The pessimistic take on the deal is that Lyft’s core business — selling car trips in cities — will put a ceiling on what it will do as a bike-share company. Motivate was a company fighting and scrapping to sell people bike trips. Now it will be subsumed within a company “demonstrating how the biggest impact is realized when multiple modes come together into a cohesive system.”
It’s encouraging that Lyft reportedly acquired Motivate to fend off bike-share/scooter start-ups like Lime and Bird, as well as Uber, which recently made a play for relevance in the bike-share market by purchasing Jump. The more the ride-hail giants have to compete on terms dictated by bike and scooter companies, the better.
But Lyft’s bike-share offerings will also cannibalize its ride-hail business.
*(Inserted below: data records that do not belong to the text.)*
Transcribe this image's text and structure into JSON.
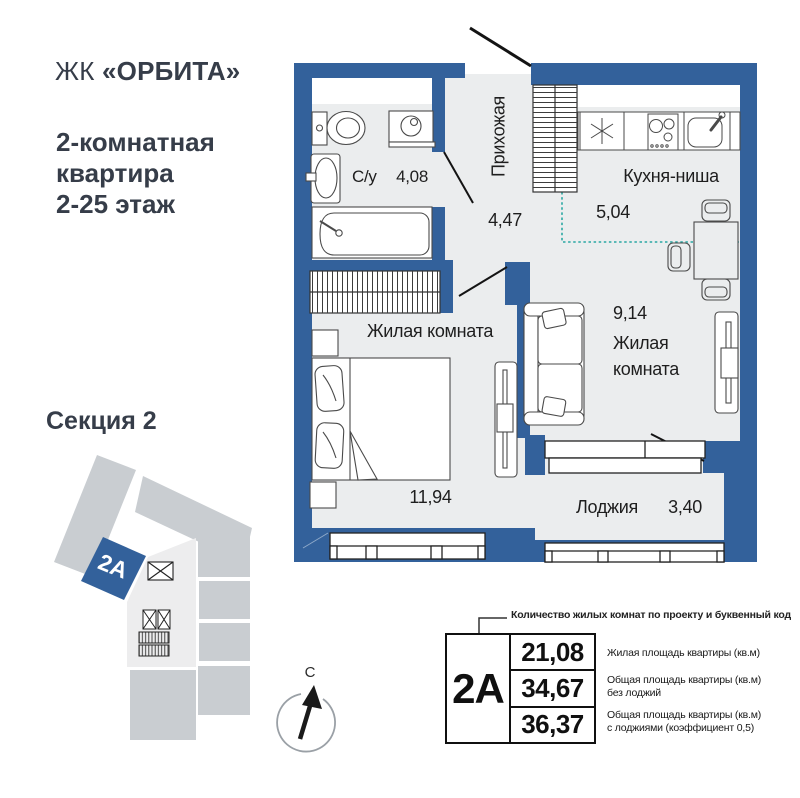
{
  "brand": {
    "prefix": "ЖК ",
    "name": "«ОРБИТА»"
  },
  "subtitle": "2-комнатная\nквартира\n2-25 этаж",
  "section_map": {
    "title": "Секция 2",
    "unit_code": "2A"
  },
  "compass": {
    "north": "С"
  },
  "plan": {
    "rooms": {
      "bathroom": {
        "label": "С/у",
        "area": "4,08"
      },
      "hallway": {
        "label": "Прихожая",
        "area": "4,47"
      },
      "kitchen": {
        "label": "Кухня-ниша",
        "area": "5,04"
      },
      "living_room_1": {
        "label": "Жилая комната",
        "area": "11,94"
      },
      "living_room_2": {
        "label": "Жилая\nкомната",
        "area": "9,14"
      },
      "loggia": {
        "label": "Лоджия",
        "area": "3,40"
      }
    }
  },
  "info_block": {
    "callout": "Количество жилых комнат по проекту и буквенный код",
    "unit_code": "2A",
    "rows": [
      {
        "value": "21,08",
        "description": "Жилая площадь квартиры (кв.м)"
      },
      {
        "value": "34,67",
        "description": "Общая площадь квартиры (кв.м)\nбез лоджий"
      },
      {
        "value": "36,37",
        "description": "Общая площадь квартиры (кв.м)\nс лоджиями (коэффициент 0,5)"
      }
    ]
  },
  "colors": {
    "wall_blue": "#33619b",
    "floor_gray": "#ebedee",
    "kitchen_niche_teal": "#2ba8a4",
    "building_unit_gray": "#c9cdd1",
    "text_dark": "#363d49"
  }
}
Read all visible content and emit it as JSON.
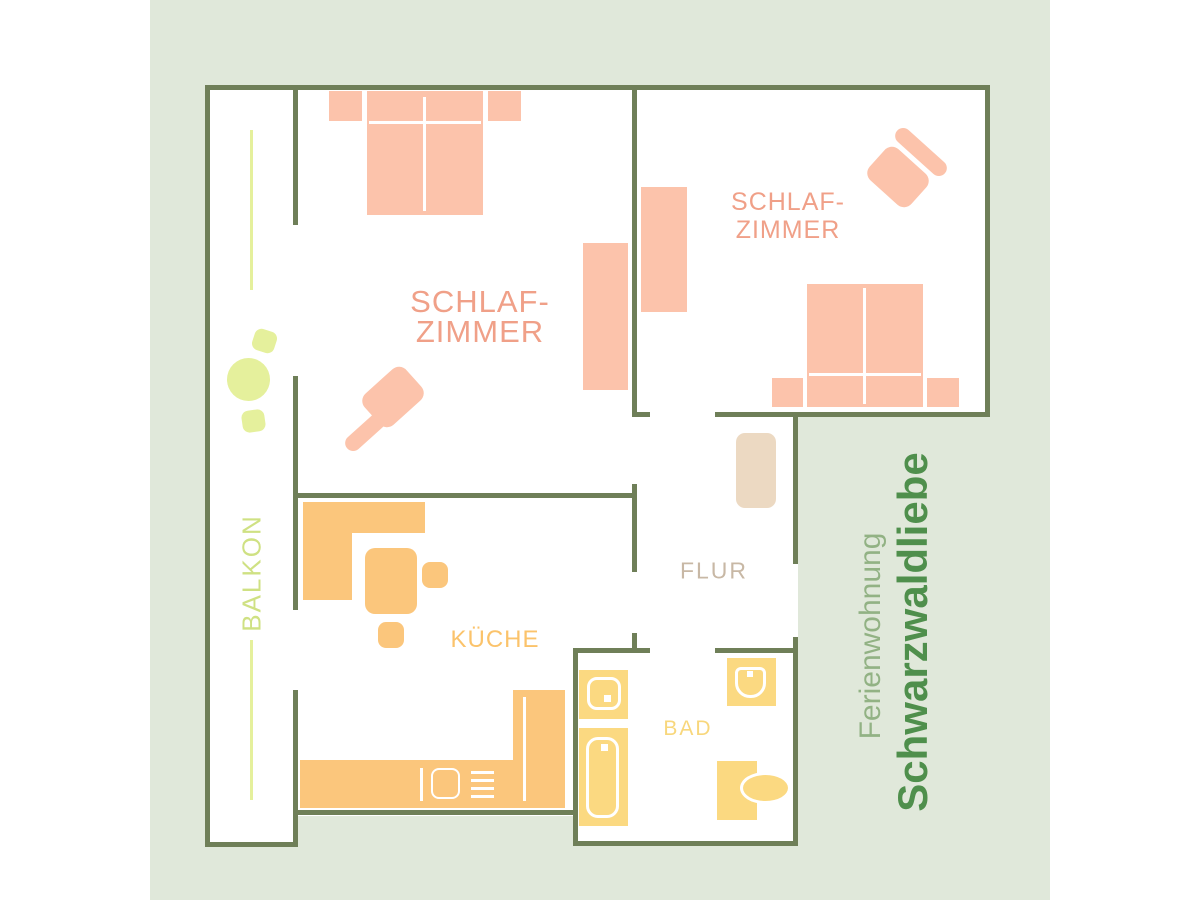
{
  "branding": {
    "subtitle": "Ferienwohnung",
    "title": "Schwarzwaldliebe"
  },
  "plan": {
    "bedroom1": {
      "label_line1": "SCHLAF-",
      "label_line2": "ZIMMER"
    },
    "bedroom2": {
      "label_line1": "SCHLAF-",
      "label_line2": "ZIMMER"
    },
    "kitchen": {
      "label": "KÜCHE"
    },
    "hall": {
      "label": "FLUR"
    },
    "bath": {
      "label": "BAD"
    },
    "balcony": {
      "label": "BALKON"
    }
  },
  "palette": {
    "margin_background": "#ffffff",
    "canvas_background": "#e0e8da",
    "wall": "#6f7f58",
    "floor": "#ffffff",
    "bedroom_furniture": "#fcc3ab",
    "bedroom_label": "#f0a088",
    "kitchen_furniture": "#fbc67c",
    "kitchen_label": "#fbc36b",
    "bath_furniture": "#fbd981",
    "bath_label": "#f8d77c",
    "hall_furniture": "#ecd9c2",
    "hall_label": "#c8b8a5",
    "balcony_furniture": "#e5f09c",
    "balcony_label": "#cfe183",
    "subtitle_color": "#92b284",
    "title_color": "#4f8f4c"
  }
}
As analyst Todd Schneider has shown, more than half of rush-hour taxi trips in Manhattan would be faster as Citi Bike trips. It would be wonderful for New York if bikes capture a large chunk of these trips from space-hogging cars that overrun the streets and slow everyone down. Would it be wonderful for Lyft?
I doubt that Lyft will enthusiastically try to convert its car trips to bike trips without some sort of prompt from policy makers. Bike-share is a very low-margin business. Generally speaking, regular bike-share users are spending a dollar or less on each trip. Lyft may be losing money in the brutally competitive ride-hailing business, but the easiest path to profitability still seems to be selling more car trips, or holding out until the foretold era of shared autonomous car fleets finally arrives.
It’s certainly possible to envision a company that serves the market for trips of a few miles or less mainly with bikes, and the market for longer point-to-point trips mainly with cars. That model would work well for cities. Whether it works well for Lyft and its investors remains unknown.
In all likelihood, Lyft and other companies are going to need at least a nudge in the right direction. Cities can’t sit by passively and relinquish their ability to shape transportation systems. They have to exercise their policy-making prerogative. Car trip businesses will work for cities if road pricing pushes ride-hailing trips away from congested city centers and toward areas where transit is sparser. Bike-share businesses will work for cities if car traffic is held in check and people feel safe riding bicycles on the street.